What both sides say actually makes sense. There was a pilot project in Jiangsu last year. At the beginning, it all followed the academic content and took a lot of theoretical tests. As a result, 80% of the caregivers were at a loss when encountering elderly people who refused to take a bath. Some even resigned after less than half a month. Later, the proportion of courses was adjusted, and 70% of the class hours were real-life simulations: simulating how to handle a lost elderly person, simulating first aid for choking, and simulating how to soothe an elderly person with dementia who has an emotional breakdown. There was no need to take a test paper for the assessment. He went directly to a real nursing home for 3 days. If he could independently handle more than 3 common care problems, he passed. The final training satisfaction rate increased directly from 42% to 89%.

To be honest, the biggest problem with training conducted in many places now is that it is just a formality. Find a hotel to rent a conference room, find a teacher to read PPT for two days, and finally take a group photo and issue a training certificate. It doesn't matter whether the people who learn it can use it. I have met Sister Li, a nurse in Shandong, who participated in three trainings organized by different departments. She learned the Heimlich maneuver all three times, but never touched the simulator. Last year, I met an old man who choked on glutinous rice balls at the institution. Her hands were shaking as she stood nearby and she dared not move. It was the dean who rushed over to save her. Later, she participated in a practical training session and pressed the simulator with her own hands. Only then did she realize that the place where the force was exerted was not on the chest, but on the two fingers above the navel. The force had to be strong enough to flush out the foreign object. "It was better to remember it after listening to the class three times than to do it once with my own hands."

Of course, I'm not saying that theoretical knowledge is not important. If you don't even know the contraindications for the elderly with high blood pressure and just give them folk prescriptions, something big will happen. But there is no need to make the knowledge points so obscure. I have seen some organizations compile the key points of care for common diseases of the elderly into a jingle, "antihypertensive drugs, take them after meals, and change posture slowly." The nursing sisters can remember it much faster than memorizing textbooks. There is also the "empathy ability" training that few people have mentioned before. I think it is the most important content - it is not that the caregivers are required to be saints, but that they need to know how to communicate with the elderly. For example, if the elderly say "I don't want to live anymore," you don't come up and just say "stop talking nonsense." Sit down and ask him if the child didn't come to see him yesterday and if he hurts somewhere. Many conflicts will not happen at all.

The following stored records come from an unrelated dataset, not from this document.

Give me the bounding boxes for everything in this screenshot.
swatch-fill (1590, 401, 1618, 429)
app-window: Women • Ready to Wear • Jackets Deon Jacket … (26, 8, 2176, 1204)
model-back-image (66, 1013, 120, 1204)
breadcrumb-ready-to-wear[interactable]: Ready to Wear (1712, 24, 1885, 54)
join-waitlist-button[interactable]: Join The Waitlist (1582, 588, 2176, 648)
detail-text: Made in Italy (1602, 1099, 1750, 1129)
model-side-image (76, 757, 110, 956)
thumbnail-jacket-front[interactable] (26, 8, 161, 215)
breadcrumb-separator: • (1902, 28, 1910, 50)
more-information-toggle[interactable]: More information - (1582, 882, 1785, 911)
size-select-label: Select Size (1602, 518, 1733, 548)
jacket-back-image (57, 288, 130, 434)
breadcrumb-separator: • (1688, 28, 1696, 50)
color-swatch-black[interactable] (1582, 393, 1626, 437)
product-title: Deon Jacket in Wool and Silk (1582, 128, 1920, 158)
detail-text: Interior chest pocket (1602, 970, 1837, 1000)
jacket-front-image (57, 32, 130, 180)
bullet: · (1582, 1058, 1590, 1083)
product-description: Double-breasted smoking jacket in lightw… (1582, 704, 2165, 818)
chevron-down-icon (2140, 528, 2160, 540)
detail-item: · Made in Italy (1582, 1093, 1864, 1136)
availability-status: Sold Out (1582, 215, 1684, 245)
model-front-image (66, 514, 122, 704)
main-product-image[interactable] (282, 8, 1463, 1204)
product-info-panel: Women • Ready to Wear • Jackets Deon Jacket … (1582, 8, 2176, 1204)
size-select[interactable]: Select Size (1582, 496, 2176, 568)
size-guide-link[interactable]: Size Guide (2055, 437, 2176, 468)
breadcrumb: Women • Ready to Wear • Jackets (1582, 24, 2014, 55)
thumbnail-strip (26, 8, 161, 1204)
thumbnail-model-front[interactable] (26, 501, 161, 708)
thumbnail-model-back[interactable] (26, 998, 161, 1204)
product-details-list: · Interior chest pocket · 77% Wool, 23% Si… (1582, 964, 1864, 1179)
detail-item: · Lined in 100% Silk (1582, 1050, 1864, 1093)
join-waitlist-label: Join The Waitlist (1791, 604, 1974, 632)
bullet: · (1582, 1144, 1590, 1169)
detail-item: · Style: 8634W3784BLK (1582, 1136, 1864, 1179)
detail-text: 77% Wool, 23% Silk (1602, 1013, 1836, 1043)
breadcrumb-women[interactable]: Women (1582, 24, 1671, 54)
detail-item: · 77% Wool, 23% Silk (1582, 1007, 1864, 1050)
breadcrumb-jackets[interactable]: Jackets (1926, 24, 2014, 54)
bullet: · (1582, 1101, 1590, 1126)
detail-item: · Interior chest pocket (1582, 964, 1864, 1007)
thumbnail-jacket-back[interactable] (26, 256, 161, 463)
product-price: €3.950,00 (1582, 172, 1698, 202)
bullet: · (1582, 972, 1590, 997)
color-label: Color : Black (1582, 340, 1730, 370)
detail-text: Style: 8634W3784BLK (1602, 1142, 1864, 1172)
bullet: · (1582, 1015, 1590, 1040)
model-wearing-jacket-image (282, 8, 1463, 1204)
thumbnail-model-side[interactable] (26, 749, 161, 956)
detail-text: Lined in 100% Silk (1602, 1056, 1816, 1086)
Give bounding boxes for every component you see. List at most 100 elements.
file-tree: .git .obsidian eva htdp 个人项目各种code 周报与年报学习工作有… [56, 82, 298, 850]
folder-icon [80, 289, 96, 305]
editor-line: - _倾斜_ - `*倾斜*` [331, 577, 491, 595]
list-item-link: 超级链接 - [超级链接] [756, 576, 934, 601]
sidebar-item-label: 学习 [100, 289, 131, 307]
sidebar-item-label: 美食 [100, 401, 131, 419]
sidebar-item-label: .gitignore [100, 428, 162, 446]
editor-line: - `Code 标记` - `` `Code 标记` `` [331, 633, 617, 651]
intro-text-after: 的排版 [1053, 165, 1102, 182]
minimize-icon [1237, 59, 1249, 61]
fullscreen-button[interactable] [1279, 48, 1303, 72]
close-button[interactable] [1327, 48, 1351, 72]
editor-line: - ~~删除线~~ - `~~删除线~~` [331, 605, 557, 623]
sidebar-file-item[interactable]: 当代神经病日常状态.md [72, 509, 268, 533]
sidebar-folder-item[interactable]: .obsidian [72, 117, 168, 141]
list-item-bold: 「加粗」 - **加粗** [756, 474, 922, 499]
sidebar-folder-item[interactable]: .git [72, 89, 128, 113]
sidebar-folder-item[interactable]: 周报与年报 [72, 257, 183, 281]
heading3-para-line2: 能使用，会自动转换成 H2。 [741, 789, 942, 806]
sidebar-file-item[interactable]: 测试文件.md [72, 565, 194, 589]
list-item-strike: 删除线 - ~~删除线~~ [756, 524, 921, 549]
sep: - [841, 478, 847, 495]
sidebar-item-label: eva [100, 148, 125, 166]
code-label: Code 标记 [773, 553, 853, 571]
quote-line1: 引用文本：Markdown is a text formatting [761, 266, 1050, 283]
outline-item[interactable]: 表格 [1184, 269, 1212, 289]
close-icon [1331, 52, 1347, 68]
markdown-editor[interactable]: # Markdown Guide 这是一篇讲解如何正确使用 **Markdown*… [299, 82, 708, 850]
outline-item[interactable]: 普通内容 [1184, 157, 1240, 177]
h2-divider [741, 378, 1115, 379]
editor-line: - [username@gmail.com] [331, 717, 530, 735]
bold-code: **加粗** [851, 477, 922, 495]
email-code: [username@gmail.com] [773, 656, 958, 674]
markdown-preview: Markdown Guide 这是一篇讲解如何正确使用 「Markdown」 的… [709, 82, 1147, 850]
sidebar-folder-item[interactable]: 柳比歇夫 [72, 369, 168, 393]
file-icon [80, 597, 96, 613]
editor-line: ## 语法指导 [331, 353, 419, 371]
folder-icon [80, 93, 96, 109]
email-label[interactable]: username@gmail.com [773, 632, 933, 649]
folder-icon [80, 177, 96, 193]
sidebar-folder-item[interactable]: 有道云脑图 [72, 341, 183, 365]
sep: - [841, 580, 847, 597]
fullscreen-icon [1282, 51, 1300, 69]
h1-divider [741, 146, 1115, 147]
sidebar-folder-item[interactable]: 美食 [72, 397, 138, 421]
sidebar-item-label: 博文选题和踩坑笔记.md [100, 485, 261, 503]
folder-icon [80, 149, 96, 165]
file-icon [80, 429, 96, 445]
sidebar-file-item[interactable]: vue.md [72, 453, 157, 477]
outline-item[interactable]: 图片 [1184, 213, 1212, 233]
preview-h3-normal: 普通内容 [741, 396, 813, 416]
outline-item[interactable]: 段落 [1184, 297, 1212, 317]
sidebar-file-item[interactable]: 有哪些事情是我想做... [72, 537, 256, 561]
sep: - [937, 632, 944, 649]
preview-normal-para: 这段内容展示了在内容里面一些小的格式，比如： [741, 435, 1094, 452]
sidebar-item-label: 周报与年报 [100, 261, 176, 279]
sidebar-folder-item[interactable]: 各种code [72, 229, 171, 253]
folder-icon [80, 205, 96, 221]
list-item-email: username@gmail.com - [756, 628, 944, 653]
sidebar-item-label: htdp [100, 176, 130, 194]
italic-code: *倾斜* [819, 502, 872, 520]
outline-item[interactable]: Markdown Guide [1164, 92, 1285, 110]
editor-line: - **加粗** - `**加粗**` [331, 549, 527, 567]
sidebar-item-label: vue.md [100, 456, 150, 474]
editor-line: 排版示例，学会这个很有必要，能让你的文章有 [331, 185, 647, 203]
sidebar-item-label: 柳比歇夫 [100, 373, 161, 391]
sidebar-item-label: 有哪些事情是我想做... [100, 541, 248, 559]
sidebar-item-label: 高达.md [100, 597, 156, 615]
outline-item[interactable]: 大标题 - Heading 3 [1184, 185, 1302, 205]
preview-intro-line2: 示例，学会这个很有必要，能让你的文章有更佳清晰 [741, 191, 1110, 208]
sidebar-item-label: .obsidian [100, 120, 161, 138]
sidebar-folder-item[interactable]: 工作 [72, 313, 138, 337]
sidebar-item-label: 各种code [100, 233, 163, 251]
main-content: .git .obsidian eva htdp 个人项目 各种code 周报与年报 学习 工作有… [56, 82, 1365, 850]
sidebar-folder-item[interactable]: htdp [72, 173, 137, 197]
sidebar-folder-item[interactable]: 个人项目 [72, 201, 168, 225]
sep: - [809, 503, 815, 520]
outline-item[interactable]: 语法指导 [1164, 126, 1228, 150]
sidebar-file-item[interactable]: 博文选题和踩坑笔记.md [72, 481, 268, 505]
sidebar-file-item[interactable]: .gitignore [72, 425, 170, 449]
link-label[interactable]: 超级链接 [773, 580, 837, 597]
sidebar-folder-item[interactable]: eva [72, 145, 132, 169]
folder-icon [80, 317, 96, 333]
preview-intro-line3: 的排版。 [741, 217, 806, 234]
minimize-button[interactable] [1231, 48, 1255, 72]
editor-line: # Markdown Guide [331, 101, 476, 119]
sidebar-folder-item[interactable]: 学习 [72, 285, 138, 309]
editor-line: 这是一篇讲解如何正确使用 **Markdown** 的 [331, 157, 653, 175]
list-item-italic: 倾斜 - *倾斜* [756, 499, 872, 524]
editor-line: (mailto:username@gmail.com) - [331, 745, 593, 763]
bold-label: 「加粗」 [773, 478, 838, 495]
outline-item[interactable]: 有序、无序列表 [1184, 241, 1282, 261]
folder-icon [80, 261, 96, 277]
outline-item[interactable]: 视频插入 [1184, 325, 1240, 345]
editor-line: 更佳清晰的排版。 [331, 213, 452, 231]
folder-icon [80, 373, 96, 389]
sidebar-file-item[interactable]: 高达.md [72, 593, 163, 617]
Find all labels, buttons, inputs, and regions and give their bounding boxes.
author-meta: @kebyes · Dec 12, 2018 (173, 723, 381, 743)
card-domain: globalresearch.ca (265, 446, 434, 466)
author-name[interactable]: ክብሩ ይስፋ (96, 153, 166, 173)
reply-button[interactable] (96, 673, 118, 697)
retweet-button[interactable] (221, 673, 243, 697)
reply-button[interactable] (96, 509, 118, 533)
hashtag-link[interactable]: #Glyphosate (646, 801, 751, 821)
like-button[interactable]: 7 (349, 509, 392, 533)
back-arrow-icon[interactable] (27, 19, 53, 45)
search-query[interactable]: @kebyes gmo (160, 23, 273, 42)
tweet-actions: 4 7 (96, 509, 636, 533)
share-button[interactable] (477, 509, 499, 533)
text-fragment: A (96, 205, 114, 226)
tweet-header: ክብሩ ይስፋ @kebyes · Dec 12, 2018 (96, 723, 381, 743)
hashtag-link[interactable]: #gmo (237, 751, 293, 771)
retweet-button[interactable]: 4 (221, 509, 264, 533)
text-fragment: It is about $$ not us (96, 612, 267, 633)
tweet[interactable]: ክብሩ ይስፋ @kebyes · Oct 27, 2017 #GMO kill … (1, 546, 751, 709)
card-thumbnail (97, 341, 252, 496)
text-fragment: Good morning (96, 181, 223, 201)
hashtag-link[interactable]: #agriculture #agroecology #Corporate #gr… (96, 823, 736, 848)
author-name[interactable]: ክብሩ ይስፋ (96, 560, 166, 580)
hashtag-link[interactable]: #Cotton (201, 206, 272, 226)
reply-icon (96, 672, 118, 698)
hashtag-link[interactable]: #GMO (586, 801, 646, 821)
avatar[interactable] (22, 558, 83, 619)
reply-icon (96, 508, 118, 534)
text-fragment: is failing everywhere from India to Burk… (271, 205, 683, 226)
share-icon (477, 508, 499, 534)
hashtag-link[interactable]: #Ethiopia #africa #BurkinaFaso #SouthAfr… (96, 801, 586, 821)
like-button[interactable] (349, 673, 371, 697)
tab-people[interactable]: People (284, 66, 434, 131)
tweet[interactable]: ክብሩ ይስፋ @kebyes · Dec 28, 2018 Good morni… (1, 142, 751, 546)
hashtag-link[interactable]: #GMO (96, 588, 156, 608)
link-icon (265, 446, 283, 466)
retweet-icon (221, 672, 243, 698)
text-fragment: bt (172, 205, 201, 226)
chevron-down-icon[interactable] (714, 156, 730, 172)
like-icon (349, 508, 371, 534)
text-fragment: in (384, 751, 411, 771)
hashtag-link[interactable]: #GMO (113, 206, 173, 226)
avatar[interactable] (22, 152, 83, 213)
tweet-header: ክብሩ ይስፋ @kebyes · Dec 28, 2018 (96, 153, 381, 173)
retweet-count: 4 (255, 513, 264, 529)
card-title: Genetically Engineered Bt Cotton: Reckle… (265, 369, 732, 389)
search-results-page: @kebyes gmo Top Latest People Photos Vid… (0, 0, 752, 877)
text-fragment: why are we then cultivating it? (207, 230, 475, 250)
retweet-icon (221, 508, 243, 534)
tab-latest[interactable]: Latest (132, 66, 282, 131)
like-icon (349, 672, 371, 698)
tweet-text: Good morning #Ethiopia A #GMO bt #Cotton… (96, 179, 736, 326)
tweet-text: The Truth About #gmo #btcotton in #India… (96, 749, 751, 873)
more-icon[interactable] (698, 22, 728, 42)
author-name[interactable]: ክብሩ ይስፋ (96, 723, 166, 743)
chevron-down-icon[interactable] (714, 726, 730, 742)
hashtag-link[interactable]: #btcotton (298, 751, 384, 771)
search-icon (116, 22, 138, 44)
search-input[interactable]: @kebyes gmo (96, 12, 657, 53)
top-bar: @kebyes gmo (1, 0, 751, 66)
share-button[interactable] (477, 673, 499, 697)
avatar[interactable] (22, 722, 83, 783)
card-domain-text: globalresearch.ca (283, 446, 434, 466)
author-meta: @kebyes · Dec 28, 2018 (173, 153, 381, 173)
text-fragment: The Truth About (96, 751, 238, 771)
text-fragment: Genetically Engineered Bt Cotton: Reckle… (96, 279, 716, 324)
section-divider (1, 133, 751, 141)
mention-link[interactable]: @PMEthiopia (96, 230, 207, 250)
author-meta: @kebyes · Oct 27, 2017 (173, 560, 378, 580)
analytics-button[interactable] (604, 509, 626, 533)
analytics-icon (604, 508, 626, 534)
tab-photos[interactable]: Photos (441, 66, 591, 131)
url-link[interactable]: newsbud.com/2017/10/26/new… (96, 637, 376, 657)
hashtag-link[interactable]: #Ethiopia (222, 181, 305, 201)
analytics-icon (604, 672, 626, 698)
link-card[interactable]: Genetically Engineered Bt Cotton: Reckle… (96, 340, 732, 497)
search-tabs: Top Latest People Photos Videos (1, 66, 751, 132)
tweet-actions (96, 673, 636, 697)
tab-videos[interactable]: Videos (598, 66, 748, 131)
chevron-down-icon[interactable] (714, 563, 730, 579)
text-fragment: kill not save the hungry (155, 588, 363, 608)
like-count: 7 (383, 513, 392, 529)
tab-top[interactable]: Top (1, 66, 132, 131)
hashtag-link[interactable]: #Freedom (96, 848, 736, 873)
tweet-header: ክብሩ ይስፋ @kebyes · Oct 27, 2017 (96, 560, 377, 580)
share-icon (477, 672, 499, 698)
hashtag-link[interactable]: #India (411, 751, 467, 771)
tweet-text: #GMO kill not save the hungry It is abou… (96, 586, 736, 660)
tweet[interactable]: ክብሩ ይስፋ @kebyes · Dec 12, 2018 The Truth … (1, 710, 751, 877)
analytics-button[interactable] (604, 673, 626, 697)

At present, this type of training is still trying to cross the river by feeling for stones. Some places have done a good job and directly linked the training subsidies to the salary of caregivers, so that those who learn are motivated.; Some places are still scraping together people to complete tasks, spending a lot of money without seeing any results. But no matter how it changes, there is actually only one final criterion: whether the elderly are really comfortable, whether their families are really relieved, and whether the caregivers really feel that what they have learned is useful. Everything else is empty.